Bohun Shin,Changyeol Kim,Ockgoo Lee,So Ryoung Park,Sanguk Noh,Ilku Nam 대한전자공학회 2018 Journal of semiconductor technology and science Vol.18 No.4
A 24-GHz RF sensing receiver front-end with improved I/Q balanced LO generator is presented for a surveillance radar system. The proposed RF receiver front-end consists of a low-noise amplifier, an I/Q down-conversion mixer, and an I/Q local oscillator (LO) generator circuit.
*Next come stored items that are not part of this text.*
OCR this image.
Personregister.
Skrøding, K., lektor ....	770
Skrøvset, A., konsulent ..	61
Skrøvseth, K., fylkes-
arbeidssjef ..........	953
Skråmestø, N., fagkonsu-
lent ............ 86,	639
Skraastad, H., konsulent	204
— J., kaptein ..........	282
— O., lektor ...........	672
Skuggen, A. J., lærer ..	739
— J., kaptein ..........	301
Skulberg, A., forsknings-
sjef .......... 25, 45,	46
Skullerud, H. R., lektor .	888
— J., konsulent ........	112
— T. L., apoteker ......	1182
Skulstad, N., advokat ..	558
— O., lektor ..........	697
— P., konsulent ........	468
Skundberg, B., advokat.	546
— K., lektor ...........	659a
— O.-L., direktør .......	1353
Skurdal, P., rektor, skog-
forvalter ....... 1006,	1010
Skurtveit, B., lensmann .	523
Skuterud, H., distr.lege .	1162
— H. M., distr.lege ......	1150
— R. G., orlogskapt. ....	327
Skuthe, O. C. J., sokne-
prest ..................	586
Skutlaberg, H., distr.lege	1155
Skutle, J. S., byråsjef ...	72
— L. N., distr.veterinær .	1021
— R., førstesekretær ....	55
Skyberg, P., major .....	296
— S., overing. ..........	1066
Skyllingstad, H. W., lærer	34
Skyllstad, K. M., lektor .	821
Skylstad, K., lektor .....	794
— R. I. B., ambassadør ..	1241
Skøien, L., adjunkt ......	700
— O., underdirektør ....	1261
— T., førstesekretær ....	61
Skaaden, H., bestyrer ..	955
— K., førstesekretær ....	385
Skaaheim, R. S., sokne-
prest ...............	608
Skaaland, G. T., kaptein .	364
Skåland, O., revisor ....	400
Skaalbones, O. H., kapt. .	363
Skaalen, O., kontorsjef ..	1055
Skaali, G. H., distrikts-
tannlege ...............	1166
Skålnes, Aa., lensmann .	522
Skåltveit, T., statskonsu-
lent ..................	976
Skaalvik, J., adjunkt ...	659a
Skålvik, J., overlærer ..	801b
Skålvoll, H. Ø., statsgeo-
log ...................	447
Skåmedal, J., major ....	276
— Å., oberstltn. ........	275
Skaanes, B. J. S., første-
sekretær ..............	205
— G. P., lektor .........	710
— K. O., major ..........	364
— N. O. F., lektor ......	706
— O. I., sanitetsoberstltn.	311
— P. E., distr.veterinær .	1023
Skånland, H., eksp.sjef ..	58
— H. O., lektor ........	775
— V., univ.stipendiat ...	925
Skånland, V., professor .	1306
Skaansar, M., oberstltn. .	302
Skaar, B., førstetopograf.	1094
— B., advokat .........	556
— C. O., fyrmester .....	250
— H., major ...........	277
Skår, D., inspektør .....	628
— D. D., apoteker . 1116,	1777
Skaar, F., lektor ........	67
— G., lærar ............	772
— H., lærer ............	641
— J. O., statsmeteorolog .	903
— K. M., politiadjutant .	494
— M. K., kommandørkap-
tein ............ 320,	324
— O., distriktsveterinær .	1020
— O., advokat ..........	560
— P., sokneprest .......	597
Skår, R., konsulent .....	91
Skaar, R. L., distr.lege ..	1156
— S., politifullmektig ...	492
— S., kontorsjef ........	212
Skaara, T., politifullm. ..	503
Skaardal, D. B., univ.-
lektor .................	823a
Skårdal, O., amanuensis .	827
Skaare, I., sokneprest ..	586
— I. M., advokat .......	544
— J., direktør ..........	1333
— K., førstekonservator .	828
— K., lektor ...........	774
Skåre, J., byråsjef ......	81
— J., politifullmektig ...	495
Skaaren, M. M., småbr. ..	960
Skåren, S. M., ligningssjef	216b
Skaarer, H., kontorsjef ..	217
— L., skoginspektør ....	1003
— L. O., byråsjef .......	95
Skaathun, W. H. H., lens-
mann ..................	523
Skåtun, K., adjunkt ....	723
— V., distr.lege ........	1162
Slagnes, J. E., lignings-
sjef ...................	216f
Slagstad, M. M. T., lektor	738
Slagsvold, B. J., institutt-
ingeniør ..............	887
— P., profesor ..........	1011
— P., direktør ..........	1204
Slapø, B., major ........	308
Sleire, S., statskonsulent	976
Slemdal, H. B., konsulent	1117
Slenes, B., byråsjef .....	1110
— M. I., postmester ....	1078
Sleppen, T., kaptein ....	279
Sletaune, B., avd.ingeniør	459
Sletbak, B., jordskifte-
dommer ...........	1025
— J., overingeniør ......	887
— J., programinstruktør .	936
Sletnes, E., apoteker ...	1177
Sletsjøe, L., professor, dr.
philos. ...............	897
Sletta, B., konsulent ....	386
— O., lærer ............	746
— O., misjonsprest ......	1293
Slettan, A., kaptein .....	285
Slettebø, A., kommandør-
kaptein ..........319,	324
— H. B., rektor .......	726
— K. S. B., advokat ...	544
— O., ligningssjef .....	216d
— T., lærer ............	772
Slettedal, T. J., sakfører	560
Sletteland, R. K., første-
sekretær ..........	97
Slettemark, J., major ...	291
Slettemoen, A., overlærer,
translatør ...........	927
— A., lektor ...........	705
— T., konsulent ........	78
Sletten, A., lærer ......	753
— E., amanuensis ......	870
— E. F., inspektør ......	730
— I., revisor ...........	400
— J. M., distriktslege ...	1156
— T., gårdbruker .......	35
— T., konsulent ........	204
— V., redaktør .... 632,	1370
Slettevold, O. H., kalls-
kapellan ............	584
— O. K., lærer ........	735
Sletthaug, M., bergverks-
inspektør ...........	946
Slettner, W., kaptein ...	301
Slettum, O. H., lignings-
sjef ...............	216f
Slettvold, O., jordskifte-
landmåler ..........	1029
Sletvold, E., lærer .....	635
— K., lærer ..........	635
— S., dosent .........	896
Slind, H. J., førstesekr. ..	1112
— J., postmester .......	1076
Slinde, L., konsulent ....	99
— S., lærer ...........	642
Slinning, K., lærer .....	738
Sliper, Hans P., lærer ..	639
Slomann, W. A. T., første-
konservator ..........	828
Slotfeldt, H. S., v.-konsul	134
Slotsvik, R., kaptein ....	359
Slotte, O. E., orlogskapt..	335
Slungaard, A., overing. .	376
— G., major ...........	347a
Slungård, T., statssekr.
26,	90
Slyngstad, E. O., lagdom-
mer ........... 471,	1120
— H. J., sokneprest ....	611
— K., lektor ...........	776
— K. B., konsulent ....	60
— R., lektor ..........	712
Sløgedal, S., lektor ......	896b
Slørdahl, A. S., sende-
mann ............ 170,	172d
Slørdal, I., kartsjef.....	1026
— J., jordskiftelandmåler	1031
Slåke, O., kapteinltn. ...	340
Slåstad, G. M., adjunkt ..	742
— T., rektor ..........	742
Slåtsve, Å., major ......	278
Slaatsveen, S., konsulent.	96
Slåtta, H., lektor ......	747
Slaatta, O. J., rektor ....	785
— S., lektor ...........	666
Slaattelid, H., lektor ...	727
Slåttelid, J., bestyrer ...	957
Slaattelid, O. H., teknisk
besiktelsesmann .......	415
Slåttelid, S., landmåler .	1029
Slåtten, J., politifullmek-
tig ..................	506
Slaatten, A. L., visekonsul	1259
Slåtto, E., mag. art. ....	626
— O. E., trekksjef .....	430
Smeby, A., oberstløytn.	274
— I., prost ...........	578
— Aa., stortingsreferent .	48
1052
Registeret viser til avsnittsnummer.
The proposed design method of a polyphase filter at millimeter-wave frequencies provides improved and balanced I/Q signals in comparison to a conventional polyphase filter. The receiver front-end draws 20-mA current from a 1.2-V supply voltage. The measured return loss of the RF input port is less than -10 dB in the range of 23.9–24.3 GHz. The receiver front-end achieves a conversion gain of 26.8 dB, noise figure (NF) of 5.1 dB, and an input 1-dB compression point (input P1dB) of -19.7 dBm in the 23.9–24.3 GHz range. Gain and phase mismatch between the I- and Q-paths at IF output are less than 0.15 dB and 0.3°, respectively.